The longer story goes like this:

I graduated from college the same year Anita Hill spoke her truth about being sexually harassed by a boss. Soon after my graduation, I was hired by the National Council for Research on Women to write a report for distribution to Congress and beyond synthesizing what we knew, and what we still needed to know, about sexual harassment. That report was a stretch and a personal milestone made possible by mentoring from women who believed in me. Through that experience I learned the value of writing in collaboration. While Hill’s former boss got confirmed to the Supreme Court, national awareness of sexual harassment increased, and I saw that writing could lead to change. (I’ve since learned that change is not linear, but cyclical, as is history itself.)

When I returned to graduate school to earn my doctorate in literature, I remained fascinated by the connections between personal narrative, popular discourse, and social transformation—Anita Hill, Gloria Steinem, and Riot Grrl played a role in my studies. My dissertation—the creation of which I found painful— became my first published book, rewritten for a popular audience. The rewriting was fun.

In making the transition from academic to mainstream writing, I learned the value of translation, the joy of engaging an audience, the pleasure of stretching my genre, and the thrill of learning to write and think in different forms. (My doctoral work went from being about “the travels, rhetorical and real, of the slogan ‘The Personal Is Political’ through second and third wave feminism in the US” to being about “the fights and frenzies around feminism in America over the past 40 years.”)

Speaking across the country, both solo and on panels at venues ranging from bookstores to community centers to Harvard to the 92nd Street Y, I saw how a book could bring people together, spark conversations across differences, and ignite essential debate. A blog, second book, participation in the first cohort of the Women’s Media Center’s Progressive Women’s Voices program, and a slew of essays and op-eds later, I learned the power of the dictionary definition of “platform, ” which is: an opportunity for doing something, a raised stage. Impact felt contagious and sparked my interest in helping others find their voice and build their stage.
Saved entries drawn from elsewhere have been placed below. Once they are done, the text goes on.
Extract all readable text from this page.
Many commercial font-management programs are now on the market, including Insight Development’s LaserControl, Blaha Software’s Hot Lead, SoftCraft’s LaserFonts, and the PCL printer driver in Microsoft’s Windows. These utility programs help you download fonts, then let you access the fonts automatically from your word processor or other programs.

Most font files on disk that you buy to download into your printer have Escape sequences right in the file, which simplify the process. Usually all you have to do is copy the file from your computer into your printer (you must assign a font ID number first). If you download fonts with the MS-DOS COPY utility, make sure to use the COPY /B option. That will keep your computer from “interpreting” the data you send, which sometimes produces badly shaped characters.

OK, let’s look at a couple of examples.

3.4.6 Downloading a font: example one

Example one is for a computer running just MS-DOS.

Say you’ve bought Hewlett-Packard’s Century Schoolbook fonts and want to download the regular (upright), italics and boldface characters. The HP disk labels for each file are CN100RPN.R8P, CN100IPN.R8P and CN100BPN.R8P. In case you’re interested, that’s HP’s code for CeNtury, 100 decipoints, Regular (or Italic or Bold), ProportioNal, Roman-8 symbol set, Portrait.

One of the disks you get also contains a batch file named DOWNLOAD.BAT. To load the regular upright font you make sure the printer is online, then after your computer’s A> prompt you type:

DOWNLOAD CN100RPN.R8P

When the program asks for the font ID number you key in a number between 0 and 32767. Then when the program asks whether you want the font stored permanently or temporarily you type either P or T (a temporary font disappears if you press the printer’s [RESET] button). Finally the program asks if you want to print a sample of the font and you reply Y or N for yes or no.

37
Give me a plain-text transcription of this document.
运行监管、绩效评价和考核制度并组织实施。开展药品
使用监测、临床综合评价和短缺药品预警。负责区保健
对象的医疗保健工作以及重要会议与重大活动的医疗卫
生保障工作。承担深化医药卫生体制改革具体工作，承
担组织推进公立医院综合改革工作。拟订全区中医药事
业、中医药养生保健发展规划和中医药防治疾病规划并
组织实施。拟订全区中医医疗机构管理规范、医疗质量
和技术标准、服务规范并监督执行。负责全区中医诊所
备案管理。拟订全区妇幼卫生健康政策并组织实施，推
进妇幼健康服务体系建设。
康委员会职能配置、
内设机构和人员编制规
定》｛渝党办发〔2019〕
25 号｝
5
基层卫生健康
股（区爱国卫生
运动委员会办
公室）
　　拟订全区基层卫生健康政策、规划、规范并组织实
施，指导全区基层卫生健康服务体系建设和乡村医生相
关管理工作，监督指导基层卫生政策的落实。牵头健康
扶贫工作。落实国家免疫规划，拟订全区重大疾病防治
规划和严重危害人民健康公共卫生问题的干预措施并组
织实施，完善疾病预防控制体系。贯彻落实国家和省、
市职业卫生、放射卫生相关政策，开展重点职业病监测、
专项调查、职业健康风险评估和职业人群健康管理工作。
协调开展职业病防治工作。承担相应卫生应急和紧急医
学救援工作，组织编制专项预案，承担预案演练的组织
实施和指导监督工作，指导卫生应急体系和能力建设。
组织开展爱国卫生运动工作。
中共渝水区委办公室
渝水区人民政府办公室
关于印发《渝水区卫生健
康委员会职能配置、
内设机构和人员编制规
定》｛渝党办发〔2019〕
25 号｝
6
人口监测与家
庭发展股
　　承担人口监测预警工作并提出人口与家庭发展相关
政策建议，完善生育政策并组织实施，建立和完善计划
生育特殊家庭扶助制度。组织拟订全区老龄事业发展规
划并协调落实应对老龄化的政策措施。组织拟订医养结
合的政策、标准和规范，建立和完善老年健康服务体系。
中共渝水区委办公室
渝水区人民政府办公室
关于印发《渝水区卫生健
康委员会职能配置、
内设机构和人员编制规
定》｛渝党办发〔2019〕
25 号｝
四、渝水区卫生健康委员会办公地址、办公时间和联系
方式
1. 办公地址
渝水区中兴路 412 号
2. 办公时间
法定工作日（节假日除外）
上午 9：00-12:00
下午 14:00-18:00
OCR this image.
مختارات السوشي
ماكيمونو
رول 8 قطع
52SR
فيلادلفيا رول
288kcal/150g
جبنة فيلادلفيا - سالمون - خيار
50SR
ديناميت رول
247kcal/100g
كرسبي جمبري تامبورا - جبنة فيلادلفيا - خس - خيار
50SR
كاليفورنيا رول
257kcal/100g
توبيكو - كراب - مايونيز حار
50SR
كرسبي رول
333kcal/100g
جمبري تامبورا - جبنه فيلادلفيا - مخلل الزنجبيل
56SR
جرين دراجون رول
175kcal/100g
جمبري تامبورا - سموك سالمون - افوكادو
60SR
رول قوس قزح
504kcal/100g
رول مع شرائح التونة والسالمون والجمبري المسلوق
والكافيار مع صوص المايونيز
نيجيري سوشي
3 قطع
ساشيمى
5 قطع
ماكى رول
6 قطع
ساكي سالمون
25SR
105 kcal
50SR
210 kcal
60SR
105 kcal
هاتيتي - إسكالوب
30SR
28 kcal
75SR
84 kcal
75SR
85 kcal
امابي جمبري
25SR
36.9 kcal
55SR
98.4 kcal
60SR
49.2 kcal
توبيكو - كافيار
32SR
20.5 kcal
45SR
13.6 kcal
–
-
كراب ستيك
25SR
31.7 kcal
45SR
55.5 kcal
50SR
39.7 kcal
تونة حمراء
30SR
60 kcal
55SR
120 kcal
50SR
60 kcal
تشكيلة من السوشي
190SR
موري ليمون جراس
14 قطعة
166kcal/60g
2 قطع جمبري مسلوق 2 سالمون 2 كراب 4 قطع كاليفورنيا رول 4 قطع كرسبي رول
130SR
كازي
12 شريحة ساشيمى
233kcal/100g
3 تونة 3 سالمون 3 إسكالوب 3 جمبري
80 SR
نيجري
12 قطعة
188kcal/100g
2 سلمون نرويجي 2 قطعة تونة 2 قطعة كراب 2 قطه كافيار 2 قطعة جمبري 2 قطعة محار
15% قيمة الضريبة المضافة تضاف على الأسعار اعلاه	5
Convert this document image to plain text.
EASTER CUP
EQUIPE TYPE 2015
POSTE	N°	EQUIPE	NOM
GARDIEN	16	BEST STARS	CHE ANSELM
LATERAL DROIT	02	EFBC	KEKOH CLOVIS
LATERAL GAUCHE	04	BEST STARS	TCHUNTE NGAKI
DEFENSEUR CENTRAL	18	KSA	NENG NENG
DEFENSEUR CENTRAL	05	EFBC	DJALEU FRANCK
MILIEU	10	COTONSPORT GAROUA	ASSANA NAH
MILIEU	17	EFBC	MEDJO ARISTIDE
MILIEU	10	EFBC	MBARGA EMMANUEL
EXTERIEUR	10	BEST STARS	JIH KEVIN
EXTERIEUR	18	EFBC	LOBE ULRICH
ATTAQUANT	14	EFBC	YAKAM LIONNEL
In 2009, with the book publishing industry changing and traditional journalism morphing, I co-founded the online community She Writes with Kamy Wicoff—designed to expand access to publishing. In 2011, I teamed up with a collective of fellow journalists at The OpEd Project, a social venture designed to diversify the range of voices narrating the world, and helped expand their programming in the Midwest. Both of these experiences taught me the role of community in fostering creativity. In 2015, I formed my own creative consultancy, Girl Meets Voice, Inc., and in 2020 I launched the popup Bold Voice Collaborative, offering online courses during the pandemic. When the world reopened, I joined forces with HumanitiesX, a Mellon-funded initiative bridging DePaul University and community nonprofit organizations. Once that was launched, I accepted the position of Executive Director at Artists Book House, founded by author and artist Audrey Niffenegger.

Writing, to me, is more than mere expression. It’s a way of enlisting others in one’s ideas. It is courage. It can be a form of intentional leadership that begins on the page but extends beyond. I believe that the more of us out there speaking our most poignant  truths and being our most authentic selves, the better it will be for our world.

Over the last several years, chugging along with my next writing project, I’ve thought back to my foundational experience of creating a report about sexual harassment in the time of Anita Hill. The theme of that report—speaking truth to power—inspires my work still.